A sutileza de Leibniz está em repetir que Deus é causa apenas do “[elemento] material do mal” e não do seu elemento formal. Para Leibniz, ser causa do elemento material do mal é positivo. Ao homem fica a criação do elemento formal; o que é negativo. Isso se aplicaria também ao bem? O elemento formal quanto ao bem seria também negativo? Ora, que “material”, se o mal está desontologizado, pois que é apenas uma privação do bem? Leibniz expressa ainda sutileza em seu argumento com a analogia da “corrente” de um rio. Mas uma vez a retórica leibniziana atua, esquecendo das consequências do seu argumento do encadeamento dos acontecimentos-causas deste as origens. Onde está a causa do limite da velocidade do barco? Não estaria no início, quando da harmonia preestabelecida? E quem a estabeleceu? No ponto nº 07 de seu Discurso de Metafísica, Leibniz admite que o mal é fruto da concorrência causada pelas leis naturais que Deus estabeleceu. Como fica então o seu argumento da “corrente” do rio? Não parece que Leibniz respondeu satisfatoriamente à questão.

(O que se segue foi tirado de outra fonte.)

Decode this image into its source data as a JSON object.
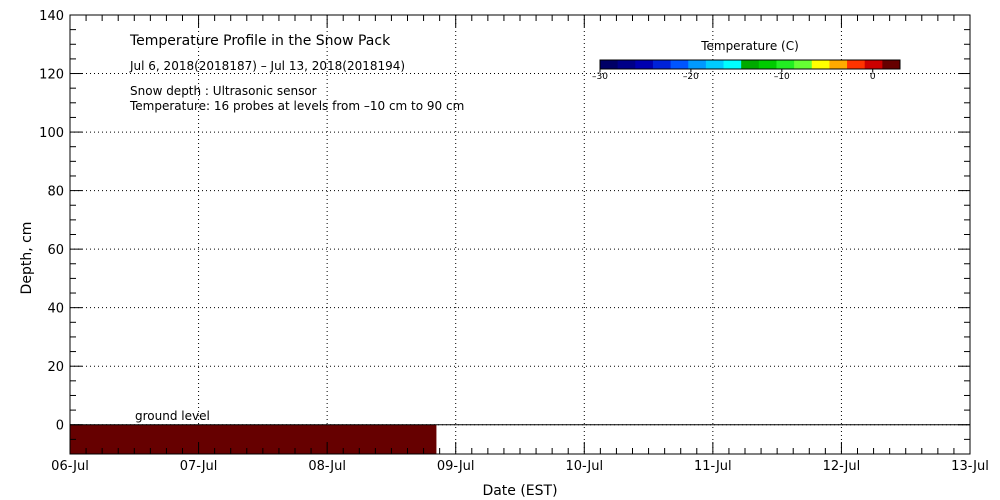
{
  "chart_data": {
    "type": "heatmap",
    "title": "Temperature Profile in the Snow Pack",
    "subtitle": "Jul  6, 2018(2018187) – Jul 13, 2018(2018194)",
    "notes": [
      "Snow depth : Ultrasonic sensor",
      "Temperature: 16 probes at levels from –10 cm to 90 cm"
    ],
    "xlabel": "Date (EST)",
    "ylabel": "Depth, cm",
    "x_categories": [
      "06-Jul",
      "07-Jul",
      "08-Jul",
      "09-Jul",
      "10-Jul",
      "11-Jul",
      "12-Jul",
      "13-Jul"
    ],
    "xlim_days": [
      0,
      7
    ],
    "ylim": [
      -10,
      140
    ],
    "y_ticks": [
      0,
      20,
      40,
      60,
      80,
      100,
      120,
      140
    ],
    "y_tick_labels": [
      "0",
      "20",
      "40",
      "60",
      "80",
      "100",
      "120",
      "140"
    ],
    "grid": true,
    "ground_level": {
      "label": "ground level",
      "depth": 0
    },
    "series": [
      {
        "temperature_c": 2,
        "x_start_day": 0,
        "x_end_day": 2.85,
        "depth_from": -10,
        "depth_to": 0,
        "color": "#660000"
      }
    ],
    "colorbar": {
      "title": "Temperature (C)",
      "range": [
        -30,
        3
      ],
      "tick_values": [
        -30,
        -20,
        -10,
        0
      ],
      "tick_labels": [
        "–30",
        "–20",
        "–10",
        "0"
      ],
      "colors": [
        "#000066",
        "#000088",
        "#0000b0",
        "#0022d8",
        "#0055ff",
        "#0099ff",
        "#00ccff",
        "#00ffff",
        "#00aa00",
        "#00cc00",
        "#22ee22",
        "#66ff33",
        "#ffff00",
        "#ffaa00",
        "#ff3300",
        "#cc0000",
        "#660000"
      ]
    }
  }
}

Distinção entre vontade decretatória e vontade permissiva em Deus.

            A onisciência divina está em coerência com uma distinção entre vontade decretatória e vontade permissiva feita por Leibniz. Vontade decretatória atém-se ao bem do mundo; vontade permissiva atém-se ao mal que acontece no mundo. Desde que a vontade permissiva segue naturalmente sua razão, Deus tem lá os seus motivos racionais para permitir que o mal estivesse no mundo. Deus não foi surpreendido pelo acontecimento do mal, pois que o mesmo só acontece em virtude do seu decreto. Sua vontade decretatória agiu dirigida pelo seu entendimento. Permitiu-o antes por saber que o mesmo é necessário ao melhor de todos os mundos. Afinal, como as criaturas saberiam que seu Criador é tudo que diz ser, se não experimentassem o seu contrário? Como uma criatura saberia o que é a bondade, se não conhecesse a maldade? O que levaria a razão divina a dirigir a sua vontade a decretar o mal metafísico que, por sua vez, ocasionaria os outros males? Dizer que a vontade decretatória atém-se ao bem do mundo é dizer que Deus sabe que o melhor dos mundos, para Leibniz, precisa do mal metafísico. Sua vontade permissiva poderia não abrir espaço para o mal moral e o mal físico. Mas só o permitiu porque o seu entendimento o prescreveu. Desse modo, fica complicado isentar Deus da responsabilidade sobre o mal. A não ser que se raciocine como Leibniz que pensa o mal como uma aparência, e isso é bem coerente com a tese do mal-nada. Se o mal está desontologizado, ele não passa de uma aparência. É o que Leibniz diz na Monadologia:

Assim não há nada inculto, estéril ou morto no universo; nem há caos, ou confusão, senão em aparência;[3] seria como num lago onde, à distância, se veria um movimento confuso, um bulício de peixes do lago, sem que se discernissem os próprios peixes (§ 69).

O que é chamado de mal, na verdade não passa de um fenômeno mal entendido pelo intelecto humano. Se o intelecto divino entendeu que essa tal aparência era necessária, é um bem. Como resolver então o problema do mal moral? Leibniz não quis ir às últimas consequências.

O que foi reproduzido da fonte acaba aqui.